We help you develop a rigorous socioeconomic assessment, tailored to the requirements of each administration or funding body.
What benefits are quantified
Time savings
User time savings is usually the most significant component in the CBA of transport projects. It is quantified based on the changes in travel times that the project will generate: reduction of congestion, improvement of public transport commercial speed, reduction of access times, and it is monetized by applying the reference value of time for each type of journey and user profile.
Reduction of accidents and improvement of road safety
Interventions on the road network and active mobility infrastructure have measurable effects on accident rates. We quantify the expected reduction in accidents and their severity, and monetize them with the reference social costs for each type of accident.
Environmental impacts and climate change
We monetize the changes in greenhouse gas emissions and atmospheric pollutants associated with the project, including the effects on air quality in low-emission zones and sensitive urban environments, by applying the carbon values and external pollution costs from European evaluation guidelines.
Public health benefits
Projects that increase active mobility: bike lanes, cycling routes, pedestrian improvements, generate quantifiable public health benefits derived from increased physical activity of the population. We apply reference calculation methodologies, such as the HEAT tool from the World Health Organization, to monetize these benefits.

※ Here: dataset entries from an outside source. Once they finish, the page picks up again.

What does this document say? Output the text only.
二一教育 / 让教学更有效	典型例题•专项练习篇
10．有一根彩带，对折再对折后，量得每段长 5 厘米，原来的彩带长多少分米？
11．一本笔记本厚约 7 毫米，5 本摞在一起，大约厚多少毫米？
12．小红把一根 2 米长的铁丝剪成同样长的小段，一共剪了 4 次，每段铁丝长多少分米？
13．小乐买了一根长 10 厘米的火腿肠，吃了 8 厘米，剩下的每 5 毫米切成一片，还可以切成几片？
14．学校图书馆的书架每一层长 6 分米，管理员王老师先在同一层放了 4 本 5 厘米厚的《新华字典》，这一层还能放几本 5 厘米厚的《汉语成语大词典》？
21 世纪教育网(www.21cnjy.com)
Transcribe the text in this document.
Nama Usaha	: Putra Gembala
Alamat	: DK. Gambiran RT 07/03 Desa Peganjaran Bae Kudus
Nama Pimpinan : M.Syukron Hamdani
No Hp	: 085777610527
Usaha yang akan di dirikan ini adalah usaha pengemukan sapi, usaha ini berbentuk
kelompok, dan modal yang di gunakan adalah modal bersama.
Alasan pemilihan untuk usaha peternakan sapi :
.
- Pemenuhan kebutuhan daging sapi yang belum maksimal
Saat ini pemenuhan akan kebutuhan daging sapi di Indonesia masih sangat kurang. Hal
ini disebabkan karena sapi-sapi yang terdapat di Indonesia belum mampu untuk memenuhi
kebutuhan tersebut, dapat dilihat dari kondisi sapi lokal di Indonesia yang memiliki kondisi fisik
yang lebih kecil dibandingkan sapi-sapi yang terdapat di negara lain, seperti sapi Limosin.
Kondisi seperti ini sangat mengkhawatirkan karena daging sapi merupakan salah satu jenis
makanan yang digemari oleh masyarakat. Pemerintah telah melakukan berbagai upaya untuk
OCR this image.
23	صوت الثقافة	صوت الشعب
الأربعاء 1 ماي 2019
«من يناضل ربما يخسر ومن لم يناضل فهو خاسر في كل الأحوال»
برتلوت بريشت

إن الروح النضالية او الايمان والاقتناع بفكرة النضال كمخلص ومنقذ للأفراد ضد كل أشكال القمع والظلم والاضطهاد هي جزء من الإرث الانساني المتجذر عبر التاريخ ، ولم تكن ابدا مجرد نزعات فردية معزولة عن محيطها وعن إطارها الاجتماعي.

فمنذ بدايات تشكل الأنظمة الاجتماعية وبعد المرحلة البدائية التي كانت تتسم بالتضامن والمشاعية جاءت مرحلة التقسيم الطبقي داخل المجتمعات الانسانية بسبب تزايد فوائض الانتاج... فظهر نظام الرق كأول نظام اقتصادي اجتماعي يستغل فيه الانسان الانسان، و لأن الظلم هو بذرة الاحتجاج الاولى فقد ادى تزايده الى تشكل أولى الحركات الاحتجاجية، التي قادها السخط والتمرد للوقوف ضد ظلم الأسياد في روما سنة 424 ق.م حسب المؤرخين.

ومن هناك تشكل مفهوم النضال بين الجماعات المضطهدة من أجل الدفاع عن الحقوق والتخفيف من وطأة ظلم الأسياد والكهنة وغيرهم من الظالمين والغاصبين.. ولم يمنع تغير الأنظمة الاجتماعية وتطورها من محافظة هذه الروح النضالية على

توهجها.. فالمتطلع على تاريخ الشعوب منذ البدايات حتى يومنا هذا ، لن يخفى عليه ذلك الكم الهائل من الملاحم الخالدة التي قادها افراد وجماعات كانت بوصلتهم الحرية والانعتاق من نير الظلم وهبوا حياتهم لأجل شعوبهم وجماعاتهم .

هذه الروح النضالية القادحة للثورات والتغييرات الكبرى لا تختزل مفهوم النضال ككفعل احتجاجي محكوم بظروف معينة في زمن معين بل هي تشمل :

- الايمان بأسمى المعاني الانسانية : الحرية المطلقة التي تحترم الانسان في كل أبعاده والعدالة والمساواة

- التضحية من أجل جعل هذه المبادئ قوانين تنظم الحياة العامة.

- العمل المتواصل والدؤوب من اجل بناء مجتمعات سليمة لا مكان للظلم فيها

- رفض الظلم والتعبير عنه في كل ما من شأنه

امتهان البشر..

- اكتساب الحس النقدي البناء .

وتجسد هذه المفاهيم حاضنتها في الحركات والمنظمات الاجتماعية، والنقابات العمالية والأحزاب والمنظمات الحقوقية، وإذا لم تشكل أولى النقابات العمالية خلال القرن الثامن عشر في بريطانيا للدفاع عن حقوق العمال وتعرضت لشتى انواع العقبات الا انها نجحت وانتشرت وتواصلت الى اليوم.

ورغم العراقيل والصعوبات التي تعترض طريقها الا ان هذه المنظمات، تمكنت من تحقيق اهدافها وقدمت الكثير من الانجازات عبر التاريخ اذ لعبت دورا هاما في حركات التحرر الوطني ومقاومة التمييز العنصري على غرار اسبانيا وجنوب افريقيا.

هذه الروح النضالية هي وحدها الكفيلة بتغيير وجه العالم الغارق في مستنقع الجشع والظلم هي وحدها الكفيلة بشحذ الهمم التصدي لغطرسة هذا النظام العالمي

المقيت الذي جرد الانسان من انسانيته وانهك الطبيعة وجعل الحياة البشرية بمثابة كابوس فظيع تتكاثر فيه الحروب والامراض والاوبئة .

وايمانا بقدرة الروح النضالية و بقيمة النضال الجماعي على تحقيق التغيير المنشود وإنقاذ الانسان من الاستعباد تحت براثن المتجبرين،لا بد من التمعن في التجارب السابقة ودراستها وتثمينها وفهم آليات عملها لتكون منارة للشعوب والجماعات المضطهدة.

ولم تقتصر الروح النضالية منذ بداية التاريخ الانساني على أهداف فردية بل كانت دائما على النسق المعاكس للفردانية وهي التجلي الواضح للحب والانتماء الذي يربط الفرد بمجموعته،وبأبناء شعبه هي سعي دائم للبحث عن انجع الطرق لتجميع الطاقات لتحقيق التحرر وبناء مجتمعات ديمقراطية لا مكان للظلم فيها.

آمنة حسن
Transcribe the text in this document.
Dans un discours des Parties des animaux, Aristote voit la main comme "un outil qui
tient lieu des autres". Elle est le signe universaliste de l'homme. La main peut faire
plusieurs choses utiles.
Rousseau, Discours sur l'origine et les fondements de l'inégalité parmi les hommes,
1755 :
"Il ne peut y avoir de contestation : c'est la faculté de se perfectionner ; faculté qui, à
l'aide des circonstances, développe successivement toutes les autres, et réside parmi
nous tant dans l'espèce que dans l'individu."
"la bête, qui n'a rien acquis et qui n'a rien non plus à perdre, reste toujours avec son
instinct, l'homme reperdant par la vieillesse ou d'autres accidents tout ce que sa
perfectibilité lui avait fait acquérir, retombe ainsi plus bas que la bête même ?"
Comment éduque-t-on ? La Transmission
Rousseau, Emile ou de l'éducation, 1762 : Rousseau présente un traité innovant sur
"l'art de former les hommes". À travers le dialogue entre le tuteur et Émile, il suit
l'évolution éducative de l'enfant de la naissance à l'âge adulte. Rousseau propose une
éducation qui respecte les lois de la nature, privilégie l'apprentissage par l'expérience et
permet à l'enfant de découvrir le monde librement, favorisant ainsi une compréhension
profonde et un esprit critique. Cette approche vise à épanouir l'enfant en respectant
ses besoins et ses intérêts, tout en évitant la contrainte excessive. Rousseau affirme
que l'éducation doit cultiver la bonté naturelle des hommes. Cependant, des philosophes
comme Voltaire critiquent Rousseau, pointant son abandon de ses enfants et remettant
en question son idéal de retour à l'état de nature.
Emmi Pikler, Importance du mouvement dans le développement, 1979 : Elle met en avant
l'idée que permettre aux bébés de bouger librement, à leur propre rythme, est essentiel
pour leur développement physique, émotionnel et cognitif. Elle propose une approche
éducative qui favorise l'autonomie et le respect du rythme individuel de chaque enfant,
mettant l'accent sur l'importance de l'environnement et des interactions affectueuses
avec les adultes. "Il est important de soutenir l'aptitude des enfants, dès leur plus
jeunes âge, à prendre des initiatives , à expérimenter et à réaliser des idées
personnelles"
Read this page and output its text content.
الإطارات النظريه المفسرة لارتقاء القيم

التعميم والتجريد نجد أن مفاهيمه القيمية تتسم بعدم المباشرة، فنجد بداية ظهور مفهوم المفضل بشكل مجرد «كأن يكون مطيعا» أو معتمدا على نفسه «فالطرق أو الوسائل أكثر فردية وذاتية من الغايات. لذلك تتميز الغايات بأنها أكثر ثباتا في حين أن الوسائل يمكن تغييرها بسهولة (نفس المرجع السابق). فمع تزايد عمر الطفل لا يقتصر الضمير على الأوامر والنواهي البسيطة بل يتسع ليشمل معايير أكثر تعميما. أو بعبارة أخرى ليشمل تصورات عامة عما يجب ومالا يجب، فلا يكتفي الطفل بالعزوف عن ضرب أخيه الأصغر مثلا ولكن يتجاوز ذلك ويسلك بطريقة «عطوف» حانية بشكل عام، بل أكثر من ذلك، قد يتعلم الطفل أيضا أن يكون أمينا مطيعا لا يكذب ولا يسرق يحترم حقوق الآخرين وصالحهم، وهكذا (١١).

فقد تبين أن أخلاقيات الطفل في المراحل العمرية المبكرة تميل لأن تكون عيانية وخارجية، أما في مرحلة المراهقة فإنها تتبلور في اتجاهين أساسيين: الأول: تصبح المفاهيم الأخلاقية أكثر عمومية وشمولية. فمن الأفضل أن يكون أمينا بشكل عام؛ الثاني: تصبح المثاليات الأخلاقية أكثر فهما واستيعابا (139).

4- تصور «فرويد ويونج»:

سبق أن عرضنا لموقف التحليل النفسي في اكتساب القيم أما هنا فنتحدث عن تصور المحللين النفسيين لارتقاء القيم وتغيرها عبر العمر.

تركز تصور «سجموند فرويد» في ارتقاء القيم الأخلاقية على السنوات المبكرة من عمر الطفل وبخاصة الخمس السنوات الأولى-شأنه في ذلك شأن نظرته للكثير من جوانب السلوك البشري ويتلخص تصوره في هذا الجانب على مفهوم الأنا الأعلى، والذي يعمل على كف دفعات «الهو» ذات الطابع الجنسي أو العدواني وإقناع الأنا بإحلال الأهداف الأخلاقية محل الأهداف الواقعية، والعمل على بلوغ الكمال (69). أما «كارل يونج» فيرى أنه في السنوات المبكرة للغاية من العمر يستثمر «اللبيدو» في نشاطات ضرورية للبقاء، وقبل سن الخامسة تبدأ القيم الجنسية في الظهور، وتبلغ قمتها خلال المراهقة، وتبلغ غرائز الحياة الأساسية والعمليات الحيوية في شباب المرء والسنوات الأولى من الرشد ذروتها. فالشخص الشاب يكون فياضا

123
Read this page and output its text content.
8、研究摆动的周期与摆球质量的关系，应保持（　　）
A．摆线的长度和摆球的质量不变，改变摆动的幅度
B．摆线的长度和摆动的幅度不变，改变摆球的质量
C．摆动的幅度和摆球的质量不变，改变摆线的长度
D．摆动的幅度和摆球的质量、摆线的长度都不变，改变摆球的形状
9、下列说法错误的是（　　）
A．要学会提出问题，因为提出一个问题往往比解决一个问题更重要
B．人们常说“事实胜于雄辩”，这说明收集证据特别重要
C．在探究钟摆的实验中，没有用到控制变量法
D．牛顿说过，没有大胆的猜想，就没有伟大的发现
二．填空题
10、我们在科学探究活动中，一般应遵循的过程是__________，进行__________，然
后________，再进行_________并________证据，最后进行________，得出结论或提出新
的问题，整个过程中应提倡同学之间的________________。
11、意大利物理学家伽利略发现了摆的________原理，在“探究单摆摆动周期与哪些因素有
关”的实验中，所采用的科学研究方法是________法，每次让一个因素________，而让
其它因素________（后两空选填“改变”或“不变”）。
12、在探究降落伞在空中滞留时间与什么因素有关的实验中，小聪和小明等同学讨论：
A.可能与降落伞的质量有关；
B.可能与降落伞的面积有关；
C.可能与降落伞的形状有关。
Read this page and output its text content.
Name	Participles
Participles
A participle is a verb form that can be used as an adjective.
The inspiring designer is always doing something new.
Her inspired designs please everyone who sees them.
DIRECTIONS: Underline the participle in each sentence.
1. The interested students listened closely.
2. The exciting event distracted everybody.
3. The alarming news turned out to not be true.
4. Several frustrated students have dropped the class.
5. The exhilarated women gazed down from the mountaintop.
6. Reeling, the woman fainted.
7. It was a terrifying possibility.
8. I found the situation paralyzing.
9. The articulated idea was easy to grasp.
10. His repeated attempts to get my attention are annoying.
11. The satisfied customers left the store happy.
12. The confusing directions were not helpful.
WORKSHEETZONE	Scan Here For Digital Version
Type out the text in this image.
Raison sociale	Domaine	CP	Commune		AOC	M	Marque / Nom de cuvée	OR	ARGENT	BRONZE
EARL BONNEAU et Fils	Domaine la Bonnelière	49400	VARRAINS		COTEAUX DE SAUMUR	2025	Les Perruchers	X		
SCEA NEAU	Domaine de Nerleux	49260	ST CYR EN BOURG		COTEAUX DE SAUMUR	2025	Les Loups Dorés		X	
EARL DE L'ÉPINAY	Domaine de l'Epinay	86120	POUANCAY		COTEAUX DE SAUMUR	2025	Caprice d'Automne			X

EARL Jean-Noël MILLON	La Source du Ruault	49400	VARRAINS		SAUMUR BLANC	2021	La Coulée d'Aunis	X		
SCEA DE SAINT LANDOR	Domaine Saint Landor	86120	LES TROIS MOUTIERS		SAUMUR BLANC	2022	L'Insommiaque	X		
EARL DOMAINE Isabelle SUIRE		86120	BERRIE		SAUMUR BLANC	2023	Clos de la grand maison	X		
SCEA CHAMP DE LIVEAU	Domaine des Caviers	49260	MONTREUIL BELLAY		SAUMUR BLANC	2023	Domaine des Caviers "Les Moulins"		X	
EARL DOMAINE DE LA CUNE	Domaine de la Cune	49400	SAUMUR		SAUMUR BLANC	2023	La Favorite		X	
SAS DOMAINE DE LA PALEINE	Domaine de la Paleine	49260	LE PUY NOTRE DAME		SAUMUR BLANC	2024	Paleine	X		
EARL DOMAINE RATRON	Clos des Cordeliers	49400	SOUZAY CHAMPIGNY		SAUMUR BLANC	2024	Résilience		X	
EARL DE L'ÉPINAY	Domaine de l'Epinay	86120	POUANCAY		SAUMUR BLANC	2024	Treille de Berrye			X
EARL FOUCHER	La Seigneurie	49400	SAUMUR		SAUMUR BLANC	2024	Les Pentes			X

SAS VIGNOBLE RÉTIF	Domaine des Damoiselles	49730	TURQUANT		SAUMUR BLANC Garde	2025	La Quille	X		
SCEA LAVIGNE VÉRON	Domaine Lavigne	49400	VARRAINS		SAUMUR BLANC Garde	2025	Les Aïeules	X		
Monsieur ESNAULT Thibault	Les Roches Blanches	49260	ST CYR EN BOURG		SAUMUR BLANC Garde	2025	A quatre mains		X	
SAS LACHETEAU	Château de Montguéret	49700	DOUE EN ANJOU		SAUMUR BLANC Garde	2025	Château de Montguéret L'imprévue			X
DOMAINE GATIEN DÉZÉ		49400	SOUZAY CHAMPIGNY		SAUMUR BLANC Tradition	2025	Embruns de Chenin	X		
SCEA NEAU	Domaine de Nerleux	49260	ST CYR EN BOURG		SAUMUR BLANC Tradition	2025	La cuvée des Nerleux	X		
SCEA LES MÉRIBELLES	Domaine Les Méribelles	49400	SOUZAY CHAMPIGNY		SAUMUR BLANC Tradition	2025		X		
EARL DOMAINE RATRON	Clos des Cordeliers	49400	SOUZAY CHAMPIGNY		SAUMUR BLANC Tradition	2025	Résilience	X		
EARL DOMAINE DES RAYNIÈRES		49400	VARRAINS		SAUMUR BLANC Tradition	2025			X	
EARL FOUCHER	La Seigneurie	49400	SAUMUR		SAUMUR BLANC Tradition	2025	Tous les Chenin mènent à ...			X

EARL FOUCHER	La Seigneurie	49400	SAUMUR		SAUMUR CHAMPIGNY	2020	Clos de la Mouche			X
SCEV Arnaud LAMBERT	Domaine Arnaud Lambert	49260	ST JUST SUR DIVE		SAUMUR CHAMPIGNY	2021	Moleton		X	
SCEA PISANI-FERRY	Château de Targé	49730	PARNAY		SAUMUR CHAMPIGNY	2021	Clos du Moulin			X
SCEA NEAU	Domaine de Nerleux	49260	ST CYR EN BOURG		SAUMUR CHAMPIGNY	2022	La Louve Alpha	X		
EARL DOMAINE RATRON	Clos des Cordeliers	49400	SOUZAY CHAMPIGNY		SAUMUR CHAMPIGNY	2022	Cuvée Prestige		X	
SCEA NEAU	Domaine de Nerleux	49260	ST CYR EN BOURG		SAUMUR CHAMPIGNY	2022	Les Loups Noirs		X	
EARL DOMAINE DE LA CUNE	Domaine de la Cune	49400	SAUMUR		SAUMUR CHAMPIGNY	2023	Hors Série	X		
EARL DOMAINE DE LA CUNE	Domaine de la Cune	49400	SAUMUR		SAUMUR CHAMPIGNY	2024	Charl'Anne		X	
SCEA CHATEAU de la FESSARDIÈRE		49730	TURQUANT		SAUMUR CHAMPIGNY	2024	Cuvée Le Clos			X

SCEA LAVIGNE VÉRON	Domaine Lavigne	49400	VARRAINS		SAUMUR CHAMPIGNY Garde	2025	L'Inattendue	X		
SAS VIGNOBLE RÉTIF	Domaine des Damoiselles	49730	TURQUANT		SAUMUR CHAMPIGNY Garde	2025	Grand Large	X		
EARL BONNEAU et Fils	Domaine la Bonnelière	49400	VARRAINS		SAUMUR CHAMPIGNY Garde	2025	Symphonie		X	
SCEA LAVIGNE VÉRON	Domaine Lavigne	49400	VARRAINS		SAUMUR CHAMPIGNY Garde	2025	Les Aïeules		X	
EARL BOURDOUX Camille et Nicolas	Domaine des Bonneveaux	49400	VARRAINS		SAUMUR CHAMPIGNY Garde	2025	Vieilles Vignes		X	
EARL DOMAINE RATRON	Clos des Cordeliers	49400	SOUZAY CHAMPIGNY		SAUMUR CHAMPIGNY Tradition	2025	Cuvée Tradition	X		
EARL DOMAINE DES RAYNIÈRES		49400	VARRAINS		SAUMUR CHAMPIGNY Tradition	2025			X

Accessibility and territorial cohesion benefits
In public transport and on-demand transport projects in territories with low accessibility, we quantify the accessibility benefits for groups who currently have no alternatives to private vehicles, contributing to the territorial and social cohesion argument of the project.
Socioeconomic profitability indicators
The results of the CBA are presented through the standard indicators for public investment evaluation:
- Net Present Value (NPV): present value of all benefits minus all costs throughout the project’s useful life
- Internal Rate of Return (IRR): discount rate at which the NPV equals zero
- Benefit-Cost Ratio (BCR): ratio between the updated value of benefits and that of costs
These indicators allow for the comparison of alternative projects, prioritization of investments, and justification of decisions before governing bodies and financing organizations.